Rapport de cas d’une deuxième molaire supérieure avec des racines palatines doubles unilatérales

Introduction et historique

Les complexités anatomiques des canaux radiculaires ont été largement rapportées dans la littérature. Une racine palatine double est une anomalie rare en clinique ; Peikoff1 a étudié une incidence de 1,4 % de 4 racines séparées et de 4 canaux séparés, dont deux racines palatines, sur 520 secondes molaires supérieures. Cet article présente un cas dans lequel le patient avait une deuxième molaire supérieure droite avec 4 racines et deux canaux vestibulaires et deux canaux palatins (Fig. 1 et 2), et une deuxième molaire supérieure gauche avec trois canaux radiculaires séparés (Fig. 3). L’anatomie interne des canaux radiculaires des deuxièmes molaires supérieures droite et gauche était asymétrique, bien qu’ils soient identiques comme c’est généralement le cas.

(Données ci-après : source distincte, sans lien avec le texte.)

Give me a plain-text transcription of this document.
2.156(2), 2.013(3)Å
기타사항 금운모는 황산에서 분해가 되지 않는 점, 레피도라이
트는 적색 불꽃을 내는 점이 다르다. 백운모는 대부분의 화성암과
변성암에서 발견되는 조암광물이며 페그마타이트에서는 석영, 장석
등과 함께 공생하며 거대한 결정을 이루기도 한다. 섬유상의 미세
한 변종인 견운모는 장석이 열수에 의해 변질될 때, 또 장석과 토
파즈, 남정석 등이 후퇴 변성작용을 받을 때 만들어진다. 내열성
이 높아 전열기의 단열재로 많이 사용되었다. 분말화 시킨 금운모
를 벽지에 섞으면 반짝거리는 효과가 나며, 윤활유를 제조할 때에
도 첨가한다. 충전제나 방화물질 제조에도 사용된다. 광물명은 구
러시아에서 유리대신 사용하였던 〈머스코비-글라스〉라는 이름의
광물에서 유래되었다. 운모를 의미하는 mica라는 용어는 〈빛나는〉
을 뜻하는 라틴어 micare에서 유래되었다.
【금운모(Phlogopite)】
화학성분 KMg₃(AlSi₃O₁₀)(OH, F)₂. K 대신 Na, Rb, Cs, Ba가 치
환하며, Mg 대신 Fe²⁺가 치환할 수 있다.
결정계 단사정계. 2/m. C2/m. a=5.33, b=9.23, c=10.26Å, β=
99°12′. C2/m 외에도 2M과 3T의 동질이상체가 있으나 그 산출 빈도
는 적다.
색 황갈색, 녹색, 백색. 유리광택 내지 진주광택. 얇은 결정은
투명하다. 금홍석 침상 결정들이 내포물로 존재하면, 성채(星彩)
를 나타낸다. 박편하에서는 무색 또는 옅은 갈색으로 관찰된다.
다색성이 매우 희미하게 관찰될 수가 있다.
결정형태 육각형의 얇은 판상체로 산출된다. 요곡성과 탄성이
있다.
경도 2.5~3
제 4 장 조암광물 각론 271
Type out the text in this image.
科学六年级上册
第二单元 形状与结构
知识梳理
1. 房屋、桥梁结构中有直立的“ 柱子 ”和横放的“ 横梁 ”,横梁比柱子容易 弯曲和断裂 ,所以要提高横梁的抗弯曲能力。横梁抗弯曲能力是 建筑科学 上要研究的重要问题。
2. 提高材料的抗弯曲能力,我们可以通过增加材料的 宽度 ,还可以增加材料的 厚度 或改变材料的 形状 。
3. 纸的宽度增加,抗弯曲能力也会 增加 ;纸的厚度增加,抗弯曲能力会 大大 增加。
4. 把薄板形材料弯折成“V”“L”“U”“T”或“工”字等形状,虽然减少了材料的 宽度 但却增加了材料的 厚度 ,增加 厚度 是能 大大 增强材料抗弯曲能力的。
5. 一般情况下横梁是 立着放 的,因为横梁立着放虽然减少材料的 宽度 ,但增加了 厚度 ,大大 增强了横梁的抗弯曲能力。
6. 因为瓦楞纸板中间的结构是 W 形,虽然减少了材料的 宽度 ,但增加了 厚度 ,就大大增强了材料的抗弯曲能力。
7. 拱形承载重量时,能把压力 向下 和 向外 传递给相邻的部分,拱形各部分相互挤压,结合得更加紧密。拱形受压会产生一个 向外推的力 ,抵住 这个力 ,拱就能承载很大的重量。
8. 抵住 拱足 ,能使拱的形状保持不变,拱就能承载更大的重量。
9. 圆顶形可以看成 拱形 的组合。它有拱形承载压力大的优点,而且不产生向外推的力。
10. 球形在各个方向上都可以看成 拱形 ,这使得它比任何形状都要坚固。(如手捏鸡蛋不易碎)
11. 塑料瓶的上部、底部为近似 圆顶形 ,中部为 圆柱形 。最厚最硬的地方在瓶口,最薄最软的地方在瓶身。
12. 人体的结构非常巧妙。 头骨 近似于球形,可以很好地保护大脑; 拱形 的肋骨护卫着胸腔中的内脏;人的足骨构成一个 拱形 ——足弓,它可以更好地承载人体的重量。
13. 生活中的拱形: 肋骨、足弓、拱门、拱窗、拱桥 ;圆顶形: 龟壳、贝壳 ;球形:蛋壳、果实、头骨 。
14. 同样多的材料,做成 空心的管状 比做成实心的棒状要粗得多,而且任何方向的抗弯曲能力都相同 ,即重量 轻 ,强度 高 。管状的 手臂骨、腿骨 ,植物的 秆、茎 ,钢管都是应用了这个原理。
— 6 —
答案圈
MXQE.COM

Figure 1. Chambre pulpaire montrant les 4 ouvertures d’entrée des canaux radiculaires de la deuxième molaire supérieure droite. (MB) vestibulomésial ; (DB) vestibulodistal ; (P1) palatin principal ; (P2) palatin accessoire.

Figure 2. Radiographie préopératoire initiale de la deuxième molaire supérieure droite.

Figure 3. Chambre pulpaire montrant les trois entrées canalaires de la deuxième molaire supérieure gauche. (MB) vestibulomésiale ; (DB) vestibulodistale ; (P) palatine.

Une racine palatine double n’est pas facile à détecter cliniquement, car sur la radiographie, le canal supplémentaire recouvre toujours l’autre. Ulusoy et Görgül2 recommandent fortement d’obtenir des radiographies sous différents angles pour aider à identifier les deuxièmes molaires supérieures avec 2 racines palatines. La cavité d’accès doit être carrée et non de forme triangulaire. Une large cavité d’accès permet de localiser les deux orifices palatins. La forme et la taille de la cavité d’accès sont toutes deux d’une grande importance, notamment pour trouver des racines palatines divergentes.

La radiographie postopératoire de la deuxième molaire supérieure droite a montré que la dent avait deux racines palatines très divergentes, chacune ayant son propre canal radiculaire bien défini et son foramen au niveau apical (figures 4 et 5). Sur cette base, il a été classé dans le type I, selon Christie et al3.

Figure 4a. Mise en place des 4 embouts de gutta-percha. (A) vestibulomésial ; (B) palatin accessoire ; (C) vestibulodistal ; (D) palatin principal.

Figure 4b. Obturation des 4 canaux radiculaires avec de la gutta-percha. (A) vestibulomésial ; (B) palatin accessoire ; (C) vestibulodistal ; (D) palatin principal.

Figure 5. Radiographie postopératoire de la deuxième molaire supérieure gauche. (A) vestibulomésial ; (B) palatal ; (C) vestibulodistal.